La crise du logement en France a pris ces dernières années une ampleur démesurée. Avec près de 15 millions de personnes touchées en 2023, cette crise suscite des inquiétudes croissantes quant à ses conséquences sociales et sociétales.
Dans son nouveau rapport “logement : inégalités à tous les étages” publié récemment, l’organisation internationale de développement “Oxfam France”, alerte sur cette crise dans l’Hexagone, conjuguant souvent plusieurs risques (insalubrité, maladies, précarité, surpeuplement, retards de croissance scolaires..), et les obstacles auxquels les plus précaires font face pour accéder à des logements décents et à des prix abordables.
Ainsi, l’ONG fustige une financiarisation du logement dans le pays (processus par lequel des actifs immobiliers ou d’autres biens deviennent des instruments financiers négociables sur les marchés) et un désengagement des autorités publiques sur ces questions.

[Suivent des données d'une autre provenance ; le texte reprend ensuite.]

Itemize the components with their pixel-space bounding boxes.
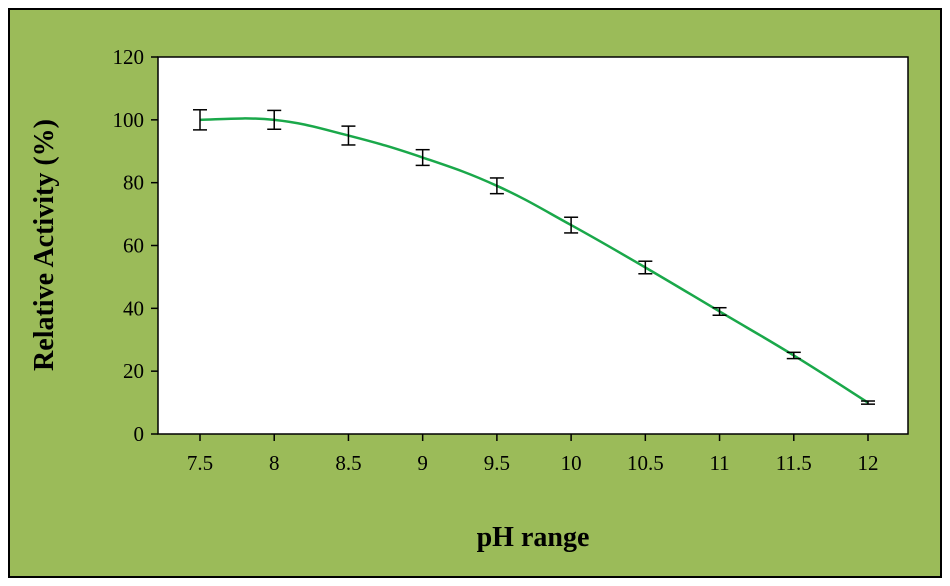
- error-bar: [341, 125, 356, 146]
- x-tick-label: 11: [709, 451, 729, 475]
- y-tick-label: 80: [123, 171, 144, 195]
- y-tick-label: 40: [123, 296, 144, 320]
- x-tick-label: 7.5: [187, 451, 213, 475]
- x-tick-label: 9: [417, 451, 428, 475]
- x-tick-label: 10.5: [627, 451, 664, 475]
- error-bar: [861, 400, 875, 405]
- x-tick-label: 12: [858, 451, 879, 475]
- error-bar: [712, 306, 727, 316]
- series: [199, 117, 869, 404]
- error-bar: [489, 177, 504, 195]
- error-bars: [193, 109, 875, 405]
- y-tick-label: 20: [123, 359, 144, 383]
- series-line: [199, 117, 869, 404]
- error-bar: [786, 351, 801, 360]
- error-bar: [638, 260, 653, 275]
- error-bar: [267, 109, 282, 131]
- y-tick-label: 60: [123, 234, 144, 258]
- x-tick-label: 10: [561, 451, 582, 475]
- y-tick-label: 0: [134, 422, 145, 446]
- y-axis: 0 20 40 60 80 100 120: [113, 45, 158, 446]
- y-tick-label: 120: [113, 45, 145, 69]
- plot-area: [157, 56, 909, 435]
- x-tick-label: 9.5: [484, 451, 510, 475]
- x-axis: 7.5 8 8.5 9 9.5 10 10.5 11 11.5 12: [187, 434, 879, 475]
- error-bar: [564, 216, 579, 234]
- error-bar: [193, 109, 207, 131]
- y-axis-title: Relative Activity (%): [29, 119, 60, 371]
- x-tick-label: 8: [269, 451, 280, 475]
- error-bar: [415, 148, 430, 167]
- y-tick-label: 100: [113, 108, 145, 132]
- x-axis-title: pH range: [477, 522, 590, 553]
- x-tick-label: 11.5: [776, 451, 812, 475]
- x-tick-label: 8.5: [335, 451, 361, 475]
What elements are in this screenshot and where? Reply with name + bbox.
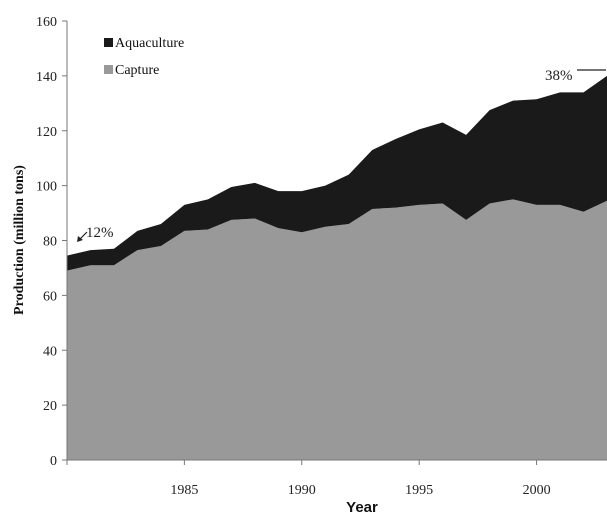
annotation-12pct: 12% <box>86 225 114 241</box>
y-tick-label: 140 <box>36 70 57 85</box>
y-tick-label: 0 <box>50 454 57 469</box>
y-axis-title: Production (million tons) <box>12 165 27 315</box>
x-tick-label: 2000 <box>523 483 551 498</box>
plot-area <box>67 75 607 460</box>
y-tick-label: 80 <box>43 235 57 250</box>
x-tick-label: 1995 <box>405 483 433 498</box>
x-axis: 1985 1990 1995 2000 <box>66 459 607 498</box>
y-tick-label: 100 <box>36 180 57 195</box>
x-tick-label: 1990 <box>288 483 316 498</box>
area-aquaculture <box>67 75 607 271</box>
x-axis-title: Year <box>346 499 378 516</box>
y-tick-label: 160 <box>36 15 57 30</box>
x-tick-label: 1985 <box>170 483 198 498</box>
annotations: 12% 38% <box>77 68 606 242</box>
legend-label-capture: Capture <box>115 63 159 78</box>
area-capture <box>67 199 607 460</box>
annotation-38pct: 38% <box>545 68 573 84</box>
y-tick-label: 60 <box>43 289 57 304</box>
legend: Aquaculture Capture <box>104 36 184 78</box>
legend-swatch-aquaculture <box>104 38 113 47</box>
annotation-12pct-arrowhead <box>77 236 83 242</box>
y-tick-label: 20 <box>43 399 57 414</box>
y-tick-label: 40 <box>43 344 57 359</box>
legend-label-aquaculture: Aquaculture <box>115 36 184 51</box>
y-tick-label: 120 <box>36 125 57 140</box>
y-axis: 0 20 40 60 80 100 120 140 160 <box>36 15 68 469</box>
legend-swatch-capture <box>104 65 113 74</box>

“Le premier constat de cette étude est le désengagement progressif de la puissance publique ces dernières décennies et ses effets néfastes sur les inégalités d’accès au logement”, souligne, dans son rapport, l’association spécialisée dans la lutte contre les inégalités et la pauvreté.
Le soutien financier de l’État, avant massivement tourné vers la construction, est devenu davantage tourné vers le soutien aux plus précaires, à travers les aides personnelles au logement, “rabotées ces dernières années”, note encore le document, faisant remarquer que “la politique du logement est ainsi davantage tournée vers l’accession à la propriété qu’avant”.
Et de faire observer que l’accès au logement est devenu “un parcours du combattant”, notamment pour les plus précaires et même de plus en plus pour les classes moyennes, par l’absence d’un service public du logement réellement efficace, qui soit suffisamment fort pour soutenir ces populations.
D’après Oxfam France, ce désengagement a ouvert la voie au secteur privé et aux investisseurs financiers, jusqu’à la financiarisation du logement aidé. “Ce processus transforme le logement en un produit financier, et aboutit à une gestion avant tout financière du logement, provoquant des déséquilibres importants entre l’offre et la demande sur les marchés du logement”, explique-t-on.
“Cela s’est particulièrement révélé dans le secteur du logement dit intermédiaire, devenu un nouveau marché d’investissements privés rentable, mais pas toujours pour les habitants”, selon l’étude, relevant que cette financiarisation du logement aidé ne contribue pas à rendre le logement intermédiaire abordable.
Cette situation exerce une pression de plus sur un contexte économique et social déjà tendu dans le pays, notamment à cause de l’inflation persistante. Sur le marché immobilier, l’inflation est “galopante” puisqu’en vingt ans, les prix des biens immobiliers ont augmenté quatre fois plus vite que les revenus bruts des ménages.
Premier poste de dépense contrainte des Français, le logement est passé d’une part de 9,5% du revenu brut des ménages en 1960 à 23% aujourd’hui, voire 32% pour les plus modestes, souligne l’association.
Les inégalités face à l’accès au logement sont “à tous étages”, souligne Oxfam France, selon qui les 25% les plus modestes consacrent deux fois plus de leurs revenus aux dépenses d’habitat que les 25% les plus aisés.
D’après les observateurs, la situation actuelle donne lieu à une série de problèmes sociaux susceptibles d’évoluer rapidement vers une crise sociale et sociétale, accentuant les inégalités socio-économiques et limitant la mobilité des individus, si les autorités publiques ne s’impliquent pas davantage.
Devant cette réalité, Oxfam dresse une série de recommandations, comme “la constitutionnalisation du droit au logement au même niveau que le droit à la propriété”, “le renforcement du service public du logement pour favoriser l’accès à un logement abordable pour tous” et la restriction voire l’interdiction de la présence des acteurs de financiarisation dans le “marché du logement”.
La problématique du logement ne se limite pas à la France, car de nombreux pays font face depuis plusieurs années à la flambée des prix et à une croissance limitée des salaires.
Dans la plupart des pays de l’OCDE, les prix de l’immobilier ont augmenté de manière structurelle au cours des dernières décennies, dépassant souvent la croissance des revenus des ménages.
D’après Eurostat, les prix des logements en Europe entre 2010 et 2023 ont évolué de 46% et les loyers de 21% dans l’Union Européenne, avec de grandes disparités selon les pays.